CORBA defines numerous things, including Object Request Brokers (ORBs) and the Interface Definition Language (IDL). The next two sections describe these concepts.
An Object Request Broker (ORB) is middleware that establishes the client-server relationships between objects. It provides a mechanism for transparently communicating client requests to servers.
Using an ORB, a client can transparently invoke a method on a server object, which can be on the same machine or across a network. The ORB intercepts the call and is responsible for finding an object that can implement the request, passing it the parameters, invoking its method, and returning the results. The client does not have to be aware of where the object is located, the programming language in which it is written, the operating system it is running on, or any other implementation details that are not part of the object's interface. Thus the ORB provides interoperability between applications on different machines in heterogeneous distributed environments and seamlessly interconnects multiple object systems.
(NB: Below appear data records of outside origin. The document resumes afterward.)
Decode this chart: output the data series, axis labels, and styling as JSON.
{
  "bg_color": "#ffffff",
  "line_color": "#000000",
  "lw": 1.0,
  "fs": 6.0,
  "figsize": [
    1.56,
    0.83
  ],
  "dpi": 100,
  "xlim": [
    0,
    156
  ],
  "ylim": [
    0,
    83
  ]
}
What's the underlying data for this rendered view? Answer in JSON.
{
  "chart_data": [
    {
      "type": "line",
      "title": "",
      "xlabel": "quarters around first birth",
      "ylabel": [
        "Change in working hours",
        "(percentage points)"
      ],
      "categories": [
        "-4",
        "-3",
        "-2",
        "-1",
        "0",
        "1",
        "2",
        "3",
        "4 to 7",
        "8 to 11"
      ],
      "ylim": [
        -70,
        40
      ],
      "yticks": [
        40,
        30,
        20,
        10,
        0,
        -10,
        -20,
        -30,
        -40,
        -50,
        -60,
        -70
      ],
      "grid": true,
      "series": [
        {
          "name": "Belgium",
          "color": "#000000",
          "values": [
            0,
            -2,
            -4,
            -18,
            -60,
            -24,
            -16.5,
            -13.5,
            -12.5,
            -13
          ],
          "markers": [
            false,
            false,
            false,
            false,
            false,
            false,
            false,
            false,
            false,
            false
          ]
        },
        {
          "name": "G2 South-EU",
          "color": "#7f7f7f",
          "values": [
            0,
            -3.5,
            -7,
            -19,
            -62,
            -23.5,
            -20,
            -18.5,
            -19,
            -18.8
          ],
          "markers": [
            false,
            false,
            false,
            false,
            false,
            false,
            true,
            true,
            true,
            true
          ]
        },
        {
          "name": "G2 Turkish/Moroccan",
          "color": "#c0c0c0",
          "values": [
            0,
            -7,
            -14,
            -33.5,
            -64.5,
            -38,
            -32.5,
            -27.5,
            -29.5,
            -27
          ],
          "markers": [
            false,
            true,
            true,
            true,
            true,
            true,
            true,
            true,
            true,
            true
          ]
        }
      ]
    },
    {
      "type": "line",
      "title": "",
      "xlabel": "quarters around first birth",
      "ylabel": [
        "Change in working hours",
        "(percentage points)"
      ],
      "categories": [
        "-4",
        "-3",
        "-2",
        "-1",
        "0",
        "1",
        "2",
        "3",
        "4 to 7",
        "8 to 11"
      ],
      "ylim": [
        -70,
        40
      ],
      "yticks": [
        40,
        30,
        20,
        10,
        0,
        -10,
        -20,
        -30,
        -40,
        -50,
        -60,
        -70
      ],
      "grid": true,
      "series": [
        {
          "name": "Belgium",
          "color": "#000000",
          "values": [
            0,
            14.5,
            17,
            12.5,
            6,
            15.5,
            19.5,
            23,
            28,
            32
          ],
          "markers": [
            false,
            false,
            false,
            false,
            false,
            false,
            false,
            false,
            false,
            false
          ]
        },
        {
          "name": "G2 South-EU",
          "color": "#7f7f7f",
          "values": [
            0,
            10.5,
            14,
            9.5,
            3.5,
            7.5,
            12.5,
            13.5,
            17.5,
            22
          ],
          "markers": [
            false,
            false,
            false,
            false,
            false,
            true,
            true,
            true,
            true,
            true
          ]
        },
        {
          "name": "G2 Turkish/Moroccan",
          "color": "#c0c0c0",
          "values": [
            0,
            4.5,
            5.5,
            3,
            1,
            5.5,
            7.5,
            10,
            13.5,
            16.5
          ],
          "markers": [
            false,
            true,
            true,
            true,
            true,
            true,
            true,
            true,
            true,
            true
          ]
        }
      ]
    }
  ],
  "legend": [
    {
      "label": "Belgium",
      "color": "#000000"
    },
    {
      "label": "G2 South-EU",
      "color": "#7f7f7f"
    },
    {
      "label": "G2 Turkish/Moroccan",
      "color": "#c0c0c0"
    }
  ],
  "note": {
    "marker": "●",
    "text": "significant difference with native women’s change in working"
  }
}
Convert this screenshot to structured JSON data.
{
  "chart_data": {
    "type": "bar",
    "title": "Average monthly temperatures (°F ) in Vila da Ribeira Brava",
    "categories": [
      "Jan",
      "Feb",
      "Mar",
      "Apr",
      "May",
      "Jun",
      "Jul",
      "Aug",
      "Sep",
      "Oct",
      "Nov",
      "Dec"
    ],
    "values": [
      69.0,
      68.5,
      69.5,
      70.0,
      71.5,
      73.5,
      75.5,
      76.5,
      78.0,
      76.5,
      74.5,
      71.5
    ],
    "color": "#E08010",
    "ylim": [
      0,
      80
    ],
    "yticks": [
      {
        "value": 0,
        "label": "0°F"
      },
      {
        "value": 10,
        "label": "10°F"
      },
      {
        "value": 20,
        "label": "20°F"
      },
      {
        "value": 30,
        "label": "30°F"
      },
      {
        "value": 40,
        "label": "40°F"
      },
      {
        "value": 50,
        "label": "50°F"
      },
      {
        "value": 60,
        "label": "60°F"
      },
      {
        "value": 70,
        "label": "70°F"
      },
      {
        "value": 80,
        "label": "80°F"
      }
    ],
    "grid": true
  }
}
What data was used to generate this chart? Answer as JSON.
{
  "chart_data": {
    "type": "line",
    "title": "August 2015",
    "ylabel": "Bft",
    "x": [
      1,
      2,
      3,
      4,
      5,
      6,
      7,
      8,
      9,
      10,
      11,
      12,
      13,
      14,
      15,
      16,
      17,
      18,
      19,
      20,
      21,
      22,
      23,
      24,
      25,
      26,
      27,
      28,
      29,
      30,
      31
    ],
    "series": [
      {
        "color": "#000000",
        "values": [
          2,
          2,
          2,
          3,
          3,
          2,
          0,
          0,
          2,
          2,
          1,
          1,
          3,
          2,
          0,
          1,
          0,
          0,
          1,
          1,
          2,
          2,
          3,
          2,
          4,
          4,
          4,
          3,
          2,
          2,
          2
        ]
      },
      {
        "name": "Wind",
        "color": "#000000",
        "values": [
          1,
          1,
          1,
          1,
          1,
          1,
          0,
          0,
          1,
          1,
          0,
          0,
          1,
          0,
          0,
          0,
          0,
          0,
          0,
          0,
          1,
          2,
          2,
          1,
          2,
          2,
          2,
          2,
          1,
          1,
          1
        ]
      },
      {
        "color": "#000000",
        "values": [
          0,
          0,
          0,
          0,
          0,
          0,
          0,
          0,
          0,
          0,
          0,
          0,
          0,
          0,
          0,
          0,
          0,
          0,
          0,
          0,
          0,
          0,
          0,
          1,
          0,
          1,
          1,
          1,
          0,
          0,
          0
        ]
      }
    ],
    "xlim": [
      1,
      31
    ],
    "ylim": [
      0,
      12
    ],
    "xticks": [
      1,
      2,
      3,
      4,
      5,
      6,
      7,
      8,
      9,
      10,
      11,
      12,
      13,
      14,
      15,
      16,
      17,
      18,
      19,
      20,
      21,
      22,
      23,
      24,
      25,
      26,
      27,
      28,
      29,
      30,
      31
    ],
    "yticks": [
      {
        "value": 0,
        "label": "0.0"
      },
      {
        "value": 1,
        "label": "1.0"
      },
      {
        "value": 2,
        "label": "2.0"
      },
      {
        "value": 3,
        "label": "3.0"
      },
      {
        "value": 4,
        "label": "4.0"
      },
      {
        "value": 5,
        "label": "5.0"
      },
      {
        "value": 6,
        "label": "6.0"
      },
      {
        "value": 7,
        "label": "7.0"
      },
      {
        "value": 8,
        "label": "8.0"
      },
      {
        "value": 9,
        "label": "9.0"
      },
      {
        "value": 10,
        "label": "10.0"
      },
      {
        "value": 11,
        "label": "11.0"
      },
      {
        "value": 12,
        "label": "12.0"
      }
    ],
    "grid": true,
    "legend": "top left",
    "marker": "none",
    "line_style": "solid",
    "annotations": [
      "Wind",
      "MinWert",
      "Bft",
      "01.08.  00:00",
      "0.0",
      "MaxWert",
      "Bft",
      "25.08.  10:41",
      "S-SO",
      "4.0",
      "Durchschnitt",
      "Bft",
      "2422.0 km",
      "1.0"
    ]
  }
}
An ORB simplifies distributed programming by decoupling the client from the details of the method invocations. This makes client requests appear to be local procedure calls.
ORBs also provide flexibility. They let programmers choose the most appropriate operating system, execution environment, and even programming language to use for each component of a system under construction. More important, they allow the integration of existing components. In an ORB-based solution, developers simply model the legacy component using the same IDL (see next section) they use for creating new objects, then write "wrapper" code that translates between the CORBA standard and the legacy interfaces.
The Interface Definition Language (IDL) is a language that lets you describe an object's interface without regard for the language in which the object is implemented. Each object that is invoked through CORBA has a corresponding IDL file.
Compiling an interface description stored in an IDL file produces glue code that gets executed when an application invokes the object through CORBA.
On the client side, the generated glue code packages the request and its parameters into a CORBA::Request object, then passes the request object to an ORB. The ORB locates an appropriate server and passes it the request object. Then on the server side, the generated glue code unpackages the request's parameters and invokes the appropriate server object method.
NOTE: The client application, and its glue code, can be in a language and platform different from that used for the server-side application and glue code. For example, a Java client can be served by a C++ server. In this way, IDL provides language independence.